# Botany Bay - 27 December 2006



## deano (Nov 26, 2006)

Short notice - but I will be heading out into Botany Bay early tomorrow morning after getting some live bait (poddy mullet) near the airport runways. I intend to troll the baits around the rockwalls at the airport and surrounding area.

I will be launching at around 7am from the upstream ramp located in between the airport and the Patrick's Port Botany facility (Penrhyn Rd - off Foreshore Rd).

I will check the forum later tonight before going to bed so please let me know if anyone is interested.


----------



## Davey G (Jan 15, 2006)

i'm planning on heading out from kurnell in the morning around 5.30-6am and will be heading outside the heads chasing kingies etc.

maybe meet up on the water?


----------



## Peril (Sep 5, 2005)

BoM said:


> Sydney Coastal Waters,Broken Bay to Port Hacking and 60nm seawards:
> Tuesday until midnight: Wind: SW/SE 10/15 knots.Sea: 1 to 1.5 metres.

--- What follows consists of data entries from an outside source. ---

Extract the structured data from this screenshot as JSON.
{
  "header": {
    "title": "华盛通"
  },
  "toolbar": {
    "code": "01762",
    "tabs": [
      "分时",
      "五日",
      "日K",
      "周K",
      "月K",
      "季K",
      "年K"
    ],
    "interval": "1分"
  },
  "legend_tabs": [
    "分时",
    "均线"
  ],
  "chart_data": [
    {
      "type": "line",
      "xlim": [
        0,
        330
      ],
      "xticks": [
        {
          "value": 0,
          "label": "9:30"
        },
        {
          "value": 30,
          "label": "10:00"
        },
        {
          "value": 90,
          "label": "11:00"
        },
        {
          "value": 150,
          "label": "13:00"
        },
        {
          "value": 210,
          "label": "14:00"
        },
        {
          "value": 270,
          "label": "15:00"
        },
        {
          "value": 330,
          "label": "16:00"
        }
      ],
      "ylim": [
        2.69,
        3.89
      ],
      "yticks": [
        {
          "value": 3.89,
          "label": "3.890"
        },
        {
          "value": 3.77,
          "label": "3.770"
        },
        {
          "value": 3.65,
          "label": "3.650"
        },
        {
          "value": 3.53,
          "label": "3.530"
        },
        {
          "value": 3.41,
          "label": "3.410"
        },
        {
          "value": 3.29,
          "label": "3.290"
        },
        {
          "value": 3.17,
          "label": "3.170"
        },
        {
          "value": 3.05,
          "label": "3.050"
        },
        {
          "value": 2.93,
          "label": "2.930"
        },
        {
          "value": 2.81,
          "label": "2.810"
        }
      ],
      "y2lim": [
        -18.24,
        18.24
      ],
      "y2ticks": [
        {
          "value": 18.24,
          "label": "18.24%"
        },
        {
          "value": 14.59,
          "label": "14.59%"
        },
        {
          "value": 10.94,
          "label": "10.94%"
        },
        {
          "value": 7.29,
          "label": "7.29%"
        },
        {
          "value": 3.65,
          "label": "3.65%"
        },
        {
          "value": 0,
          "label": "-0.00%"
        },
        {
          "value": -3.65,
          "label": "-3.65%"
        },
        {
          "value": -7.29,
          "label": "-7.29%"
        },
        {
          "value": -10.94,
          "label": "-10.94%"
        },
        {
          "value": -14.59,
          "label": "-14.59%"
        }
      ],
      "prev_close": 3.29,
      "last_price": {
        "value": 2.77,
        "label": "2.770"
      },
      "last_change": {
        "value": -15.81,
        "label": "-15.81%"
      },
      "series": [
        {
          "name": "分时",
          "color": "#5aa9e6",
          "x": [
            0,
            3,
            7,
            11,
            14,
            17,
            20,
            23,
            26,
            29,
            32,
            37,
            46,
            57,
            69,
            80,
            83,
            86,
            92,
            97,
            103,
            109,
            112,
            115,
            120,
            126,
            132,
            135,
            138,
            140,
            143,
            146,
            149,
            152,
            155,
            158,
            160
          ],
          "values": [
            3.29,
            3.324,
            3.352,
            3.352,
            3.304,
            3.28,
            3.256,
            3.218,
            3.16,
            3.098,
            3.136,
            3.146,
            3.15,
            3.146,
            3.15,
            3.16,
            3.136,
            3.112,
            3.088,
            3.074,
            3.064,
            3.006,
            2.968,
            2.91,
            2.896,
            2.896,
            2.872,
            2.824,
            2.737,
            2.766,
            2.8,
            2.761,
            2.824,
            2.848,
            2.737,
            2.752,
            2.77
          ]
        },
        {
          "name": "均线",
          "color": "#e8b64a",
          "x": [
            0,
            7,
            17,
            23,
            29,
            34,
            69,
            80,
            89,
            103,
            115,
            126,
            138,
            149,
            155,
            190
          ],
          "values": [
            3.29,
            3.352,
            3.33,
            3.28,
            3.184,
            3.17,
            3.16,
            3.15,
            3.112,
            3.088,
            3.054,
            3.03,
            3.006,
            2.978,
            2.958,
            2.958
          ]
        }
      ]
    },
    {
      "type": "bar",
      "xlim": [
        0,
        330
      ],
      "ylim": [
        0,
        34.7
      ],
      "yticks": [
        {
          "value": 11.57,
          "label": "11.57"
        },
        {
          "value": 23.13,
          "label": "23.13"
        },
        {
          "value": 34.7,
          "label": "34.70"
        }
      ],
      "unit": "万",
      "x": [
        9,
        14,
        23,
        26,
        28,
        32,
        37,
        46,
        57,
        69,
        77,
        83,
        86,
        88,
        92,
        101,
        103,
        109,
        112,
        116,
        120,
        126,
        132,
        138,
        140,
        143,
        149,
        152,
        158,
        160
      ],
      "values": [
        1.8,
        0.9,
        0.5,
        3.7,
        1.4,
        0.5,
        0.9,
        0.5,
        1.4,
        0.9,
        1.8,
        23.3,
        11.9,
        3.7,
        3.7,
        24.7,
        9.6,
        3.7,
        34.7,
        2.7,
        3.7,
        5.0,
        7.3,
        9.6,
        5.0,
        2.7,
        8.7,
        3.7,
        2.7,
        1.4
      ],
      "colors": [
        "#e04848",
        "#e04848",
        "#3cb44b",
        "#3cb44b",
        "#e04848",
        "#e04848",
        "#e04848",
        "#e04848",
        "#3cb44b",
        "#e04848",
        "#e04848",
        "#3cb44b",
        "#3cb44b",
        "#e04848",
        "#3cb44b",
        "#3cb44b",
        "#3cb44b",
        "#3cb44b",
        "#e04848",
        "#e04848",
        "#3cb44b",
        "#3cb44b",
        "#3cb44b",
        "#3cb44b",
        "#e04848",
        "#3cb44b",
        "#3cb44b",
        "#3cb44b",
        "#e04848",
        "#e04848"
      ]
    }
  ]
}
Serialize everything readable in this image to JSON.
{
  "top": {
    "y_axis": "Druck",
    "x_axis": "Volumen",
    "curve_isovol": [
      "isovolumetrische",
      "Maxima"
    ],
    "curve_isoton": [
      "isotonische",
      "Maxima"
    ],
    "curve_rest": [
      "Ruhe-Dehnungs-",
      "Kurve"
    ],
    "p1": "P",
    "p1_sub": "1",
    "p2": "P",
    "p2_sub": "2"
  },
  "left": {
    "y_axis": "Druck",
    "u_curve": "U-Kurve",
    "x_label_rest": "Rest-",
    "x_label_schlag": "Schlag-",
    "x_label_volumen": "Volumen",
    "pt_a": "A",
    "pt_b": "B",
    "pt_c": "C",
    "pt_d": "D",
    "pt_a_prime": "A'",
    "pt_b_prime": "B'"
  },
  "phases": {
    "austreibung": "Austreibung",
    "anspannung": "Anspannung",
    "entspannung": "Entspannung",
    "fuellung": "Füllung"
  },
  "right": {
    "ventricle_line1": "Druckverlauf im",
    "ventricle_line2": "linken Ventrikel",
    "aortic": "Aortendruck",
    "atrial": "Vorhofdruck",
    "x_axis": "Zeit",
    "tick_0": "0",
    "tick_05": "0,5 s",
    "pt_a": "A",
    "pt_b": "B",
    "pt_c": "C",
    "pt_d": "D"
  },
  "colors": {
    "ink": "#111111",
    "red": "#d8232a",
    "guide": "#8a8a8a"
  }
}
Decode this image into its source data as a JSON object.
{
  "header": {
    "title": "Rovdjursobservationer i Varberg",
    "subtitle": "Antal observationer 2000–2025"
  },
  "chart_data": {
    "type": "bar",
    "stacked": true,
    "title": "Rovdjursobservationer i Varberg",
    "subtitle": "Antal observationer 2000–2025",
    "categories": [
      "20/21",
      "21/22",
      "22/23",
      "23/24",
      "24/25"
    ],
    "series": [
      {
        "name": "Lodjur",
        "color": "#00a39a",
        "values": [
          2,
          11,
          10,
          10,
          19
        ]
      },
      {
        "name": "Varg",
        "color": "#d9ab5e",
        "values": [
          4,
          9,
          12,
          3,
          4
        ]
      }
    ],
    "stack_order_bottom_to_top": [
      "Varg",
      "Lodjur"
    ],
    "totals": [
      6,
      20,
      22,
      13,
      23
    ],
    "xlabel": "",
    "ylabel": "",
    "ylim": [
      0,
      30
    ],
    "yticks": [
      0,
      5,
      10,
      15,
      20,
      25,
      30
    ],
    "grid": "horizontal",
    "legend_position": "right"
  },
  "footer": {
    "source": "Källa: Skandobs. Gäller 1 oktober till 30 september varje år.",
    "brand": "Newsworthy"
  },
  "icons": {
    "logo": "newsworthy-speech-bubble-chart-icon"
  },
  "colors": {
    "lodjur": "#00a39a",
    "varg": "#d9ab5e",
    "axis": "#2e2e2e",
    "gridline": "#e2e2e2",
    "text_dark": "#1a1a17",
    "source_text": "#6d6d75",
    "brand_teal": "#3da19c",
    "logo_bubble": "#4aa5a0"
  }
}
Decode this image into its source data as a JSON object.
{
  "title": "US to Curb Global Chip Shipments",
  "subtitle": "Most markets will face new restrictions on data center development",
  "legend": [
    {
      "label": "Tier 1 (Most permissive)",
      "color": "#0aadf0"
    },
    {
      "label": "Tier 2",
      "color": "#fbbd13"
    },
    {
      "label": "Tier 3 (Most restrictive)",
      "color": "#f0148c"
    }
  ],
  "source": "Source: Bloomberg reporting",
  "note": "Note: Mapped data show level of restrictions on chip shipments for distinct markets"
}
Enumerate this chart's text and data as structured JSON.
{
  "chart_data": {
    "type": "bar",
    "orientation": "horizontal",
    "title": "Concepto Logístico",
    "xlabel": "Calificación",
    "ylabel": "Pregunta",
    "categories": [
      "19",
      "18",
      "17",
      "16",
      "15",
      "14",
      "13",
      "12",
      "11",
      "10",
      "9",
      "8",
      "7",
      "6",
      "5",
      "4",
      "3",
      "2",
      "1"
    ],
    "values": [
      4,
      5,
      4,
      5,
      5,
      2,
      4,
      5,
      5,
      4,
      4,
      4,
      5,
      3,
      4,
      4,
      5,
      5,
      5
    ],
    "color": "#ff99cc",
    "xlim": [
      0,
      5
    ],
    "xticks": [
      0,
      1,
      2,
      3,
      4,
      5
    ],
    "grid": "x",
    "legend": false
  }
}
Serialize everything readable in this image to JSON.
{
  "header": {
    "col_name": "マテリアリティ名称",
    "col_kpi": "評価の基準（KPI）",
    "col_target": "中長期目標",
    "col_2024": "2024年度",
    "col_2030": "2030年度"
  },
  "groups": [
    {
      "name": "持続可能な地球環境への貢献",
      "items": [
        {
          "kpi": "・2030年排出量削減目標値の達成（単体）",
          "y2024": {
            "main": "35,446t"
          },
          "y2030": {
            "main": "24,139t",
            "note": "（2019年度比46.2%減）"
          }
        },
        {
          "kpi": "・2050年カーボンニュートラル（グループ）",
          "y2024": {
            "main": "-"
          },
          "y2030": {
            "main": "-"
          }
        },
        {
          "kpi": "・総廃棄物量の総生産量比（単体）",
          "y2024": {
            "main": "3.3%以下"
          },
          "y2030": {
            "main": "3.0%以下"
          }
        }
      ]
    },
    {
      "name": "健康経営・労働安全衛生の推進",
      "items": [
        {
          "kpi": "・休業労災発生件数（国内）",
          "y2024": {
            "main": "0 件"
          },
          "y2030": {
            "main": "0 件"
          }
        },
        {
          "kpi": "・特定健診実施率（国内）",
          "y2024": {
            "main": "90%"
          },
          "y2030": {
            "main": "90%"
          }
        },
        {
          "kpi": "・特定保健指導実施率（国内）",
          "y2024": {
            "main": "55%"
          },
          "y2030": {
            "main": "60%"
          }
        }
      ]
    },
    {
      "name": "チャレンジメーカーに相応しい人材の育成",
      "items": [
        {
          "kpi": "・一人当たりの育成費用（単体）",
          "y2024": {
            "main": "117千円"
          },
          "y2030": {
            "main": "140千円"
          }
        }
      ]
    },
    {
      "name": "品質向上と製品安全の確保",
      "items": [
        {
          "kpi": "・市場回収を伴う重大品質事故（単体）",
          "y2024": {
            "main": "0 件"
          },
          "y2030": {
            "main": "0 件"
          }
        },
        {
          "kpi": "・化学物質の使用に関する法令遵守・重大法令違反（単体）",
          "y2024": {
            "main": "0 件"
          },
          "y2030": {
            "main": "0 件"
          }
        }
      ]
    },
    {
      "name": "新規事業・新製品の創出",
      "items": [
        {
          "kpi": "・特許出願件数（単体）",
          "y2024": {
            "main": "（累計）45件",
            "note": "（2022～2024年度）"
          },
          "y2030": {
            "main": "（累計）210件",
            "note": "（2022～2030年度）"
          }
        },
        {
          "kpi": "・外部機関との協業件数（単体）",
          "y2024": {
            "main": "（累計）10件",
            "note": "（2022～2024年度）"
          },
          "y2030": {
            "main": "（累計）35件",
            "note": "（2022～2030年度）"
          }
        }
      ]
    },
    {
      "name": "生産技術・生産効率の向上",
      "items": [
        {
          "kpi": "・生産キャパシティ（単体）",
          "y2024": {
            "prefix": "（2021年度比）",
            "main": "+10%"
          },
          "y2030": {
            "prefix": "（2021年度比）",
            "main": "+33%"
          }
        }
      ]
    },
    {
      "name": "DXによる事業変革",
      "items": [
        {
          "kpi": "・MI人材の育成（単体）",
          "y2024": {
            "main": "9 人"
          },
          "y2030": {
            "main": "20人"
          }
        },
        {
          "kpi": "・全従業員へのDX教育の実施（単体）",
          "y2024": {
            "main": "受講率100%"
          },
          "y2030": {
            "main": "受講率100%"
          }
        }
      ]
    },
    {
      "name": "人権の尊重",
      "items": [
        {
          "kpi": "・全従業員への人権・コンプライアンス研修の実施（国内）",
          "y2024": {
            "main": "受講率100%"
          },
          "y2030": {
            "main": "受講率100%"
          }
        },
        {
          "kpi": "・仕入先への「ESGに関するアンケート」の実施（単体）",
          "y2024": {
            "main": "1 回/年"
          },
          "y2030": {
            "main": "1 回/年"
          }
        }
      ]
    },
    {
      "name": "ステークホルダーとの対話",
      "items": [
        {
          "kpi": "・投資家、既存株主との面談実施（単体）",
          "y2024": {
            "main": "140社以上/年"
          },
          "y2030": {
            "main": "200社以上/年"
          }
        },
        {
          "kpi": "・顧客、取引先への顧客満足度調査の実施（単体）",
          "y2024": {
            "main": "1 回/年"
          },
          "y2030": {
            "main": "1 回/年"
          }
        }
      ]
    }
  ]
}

Swell:
> S 4 to 5 metres.
> Wednesday: Wind: S/SW 10/15 knots, tending E/SE 10/15 knots in the afternoon.
> ...


Davey, you heading out into that?


----------



## deano (Nov 26, 2006)

I'd love to catch up on the water Davey, but given the conditions I thought the airport seawall might give some protection. I have attached a jpeg of my planned route (obviously subject to change with weather/fish/bird activity) - if you are in the area please feel free to join me - I will have plenty of poddy mullet if you need some live bait.


----------



## Russ (Feb 24, 2006)

Which is the third runway the one on the left or right ?

 fishing Russ


----------